1Fort demonstrated how AI can integrate directly into email workflows, helping teams organize tasks, document processes, and track submissions automatically.

“AI is great at keeping multiple plates spinning in the air at one time,” Kramer said.


AI as an Audit and Documentation Partner

One of the more practical applications discussed during the demos involved documentation and compliance support.

As tasks move through different systems, underwriters, and timelines, AI tools can help agencies maintain cleaner records and stronger visibility into account activity.

“We also want to be a good audit partner and documentation partner,” Kramer explained, “so you can show that you took those accounts to standard markets.”

Rather than relying entirely on manual tracking, AI systems can summarize workflows, document interactions, and organize information in ways that help agencies remain compliant while reducing administrative burden.


Why Email Became the Center of the Conversation

Multiple presenters focused heavily on email — and for good reason.

Email remains one of the largest sources of inefficiency in insurance workflows. Important requests get buried. Tasks pile up.
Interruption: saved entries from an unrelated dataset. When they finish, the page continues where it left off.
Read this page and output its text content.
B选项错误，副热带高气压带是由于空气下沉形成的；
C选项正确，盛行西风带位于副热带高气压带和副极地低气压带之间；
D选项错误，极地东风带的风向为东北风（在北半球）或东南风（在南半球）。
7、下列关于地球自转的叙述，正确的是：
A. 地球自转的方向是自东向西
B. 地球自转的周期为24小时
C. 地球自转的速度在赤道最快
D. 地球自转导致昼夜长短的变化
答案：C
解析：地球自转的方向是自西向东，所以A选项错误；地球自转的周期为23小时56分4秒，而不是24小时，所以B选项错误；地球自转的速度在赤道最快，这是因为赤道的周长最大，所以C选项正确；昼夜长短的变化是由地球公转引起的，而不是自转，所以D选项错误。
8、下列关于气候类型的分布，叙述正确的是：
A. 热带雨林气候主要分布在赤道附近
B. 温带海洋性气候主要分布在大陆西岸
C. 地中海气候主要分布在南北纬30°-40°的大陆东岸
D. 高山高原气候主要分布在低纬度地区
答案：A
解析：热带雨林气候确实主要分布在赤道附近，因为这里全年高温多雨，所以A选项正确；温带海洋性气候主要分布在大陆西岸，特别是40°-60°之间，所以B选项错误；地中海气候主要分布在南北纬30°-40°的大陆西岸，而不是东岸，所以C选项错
Priorities become difficult to identify.

Leo, presenting later in the Tech Demo Lounge, described email as both an “untapped data source” and a major source of lost time and efficiency.

“You log in every morning and you have all these separate emails to work with,” he said. “Where do you start?”

His company’s AI platform analyzes inbox activity to help account managers prioritize urgent tasks, summarize conversations, and identify what requires immediate attention.

“One more urgent COI to drive, get a deal across the line, or a first notice of loss that desperately needs your attention,” he explained, “that’s maybe the 30th email down, and you would have found it two hours into your day.”

The system is not designed to replace decision-making, but to reduce cognitive overload and organize work more intelligently.


Healthy Skepticism Is Still Important

Interestingly, one of the strongest messages from the Tech Demo Lounge was not blind enthusiasm for AI.

It was skepticism.

“I would encourage you to be skeptical of AI,” Leo told attendees. “Of us three as vendors, and anyone else you talk to.”

That skepticism, however, was framed as productive — not fearful.

Presenters repeatedly emphasized that AI should be implemented intentionally, with human oversight, testing, and gradual adoption.

The technology works best not when it replaces people, but when it supports them.

The Bigger Picture

The most compelling takeaway from the Tech Demo Lounge was that AI in insurance is evolving beyond hype.

The focus is becoming increasingly practical:

As one presenter summarized, the goal is not replacing people.

“We just want to help you and your team do the 80% of the first-mile work,” Kramer said.

And for an industry built on trust, relationships, and expertise, that shift could make all the difference.